Perfection. The Lions coaches demand perfect execution during practice. They are striving to get the players to carry those "habits" over into the game. They thoroughly believe that if the players execute perfectly every snap the Lions will win.
Reality. Nobody is perfect. It is not possible to execute perfectly under the best of circumstances all of the time. Making allowances for that and overcoming imperfection by various means begets great coaching (and thus schemes as well).
The Lions are now 0-7. That is reality. Another is that the players are, from simple observation, not going to execute plays perfectly. Not consistently. Maybe not even more then half the time. That last part being a fluid percentage that can change each week or even each quarter of every game. The final reality is that the coaches are not able to overcome this disparity. They do not give in to reality and prepare for imperfection.
Oh, they are trying, albeit imperfectly. They have dummied down the plays. And then went on to dummy them down some more. Believing that getting perfect execution is more important then overcoming reality. The problem is, the coaches have dummied down the game plan so much that they have taken away the ability of guys who are capable of more.
Mike Martz used to challenge even the best player with plays and calls that made players try their hardest. They may fail, but they were allowed to try. He was stubborn that way. But he faced realities and attempted to do what worked at the same time continually challenging the players to make plays. It wasn't close to a perfect system, and despite some success with it, is no more (in Detroit).
Marinelli removes as much risk as humanly possible in an effort to get the most players to execute plays perfectly. In so doing, he is NOT challenging the best players to play better, he is reducing them down to mediocrity by trying to get them AND all the lesser players to execute plays perfectly.

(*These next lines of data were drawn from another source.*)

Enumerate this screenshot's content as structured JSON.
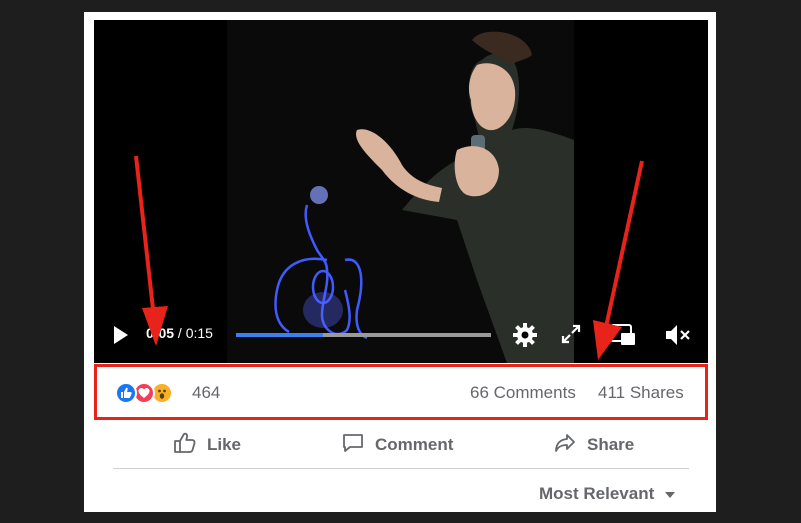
{
  "video": {
    "current_time": "0:05",
    "separator": " / ",
    "duration": "0:15",
    "progress": 0.34,
    "controls": {
      "play_icon": "play-icon",
      "settings_icon": "gear-icon",
      "fullscreen_icon": "expand-icon",
      "cast_icon": "cast-icon",
      "mute_icon": "speaker-muted-icon"
    }
  },
  "post_stats": {
    "reactions": [
      "like",
      "love",
      "wow"
    ],
    "reaction_count": "464",
    "comments": "66 Comments",
    "shares": "411 Shares"
  },
  "actions": {
    "like": "Like",
    "comment": "Comment",
    "share": "Share"
  },
  "comments_sort": {
    "label": "Most Relevant"
  },
  "colors": {
    "annotation": "#e8231a",
    "progress_fill": "#3b7ff0",
    "like_blue": "#1877f2",
    "love_red": "#f33e58",
    "wow_yellow": "#f7b125"
  }
}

He is stubborn that way. The words "the greater the risk the greater the reward" don't exist in the Marinelli game plan. This is all evident from the lack of big play attempts, the lack of willingness to play rookies, the lack of allowing young guys to make mistakes and learn from them without getting benched, even the lack of risky play calling such as no huddle and blitzing (which they are trying to do but even that must be perfect or they don't call it again, regardless of partial success).
Do I blame the coaching for the current standings? Yes, I do. Sure the players need to make the plays, but the coaching is taking away so much from those who could help out the lesser members of the team, that it really isn't going to happen. Like a governor on an engine, the coaches are limiting the entire team by playing down to the lowest player.
Some individual notes then. Raiola rarely (if even at all) bobbed his head just prior to the snap this game. The defense didn't have that tip off to go after Orlovsky and the pass rush was rather weak against the Lions because of it. Unfortunately, both the QB and the OC were playing as if there WAS a heavy pass rush as in the past. They did not adapt to the current reality. The dump offs and the lack of big plays all comes down to the dummy downed play calling and the history of defenders past. So even though Raiola didn't bob his head on nearly every snap this game, he affected the play calling due to prior play… and this situational change was not corrected in game. A side note: This is another factor that drive me nuts… the coaches (and thus the players) can't adjust during the game without hard film analysis after the fact. They are always playing in the past.
The wide receivers still have no faith in Colletto. They are not vocal like Roy was, but the lack of attention and focus is evident in the passes dropped. Have we fans seen this before? When the players lack confidence in the plays they lose focus, and drop catch after catch.
Kevin Smith is a much better running back then Rudi Johnson is, at least, right now in this scheme with these coaches he is. Problem is, he is not perfect. He can not be trusted to execute perfectly. Perhaps his practice habits aren't perfect. I'm not sure why the coaches ignore reality and start Rudi. But they do.
The defense once again looked lost. I guess out of the 26 guys they kept on defense they can't find 11 perfect players. The coaches will continue to try different configurations of starters but you would think that sooner or later the reality would sink in and they would take the stops off and allow the players to play. I'm not going to hold my breath though, for that would be much too radical, way too imperfect.
9 more games. My reality is, just 9 more excruciating games. And then the imperfect coaches who demand perfection at the cost of winning will be gone. I wonder, will the next coaching staff fall into yet another extreme that even I haven't thought up yet? I suppose anything is possible.
Maybe it's just me. I scream at the blog and operating software for not being perfect, knowing full well that no Microsoft product would ever get released if kept until it was.
Then I realize, Bill Gates plays in the imperfect word, he takes chances, he wins more then he loses. Even if things are not perfect. Marinelli and company need to face reality, those that exist after the fact, those that occur during the game, and take a few chances, if they ever want to win.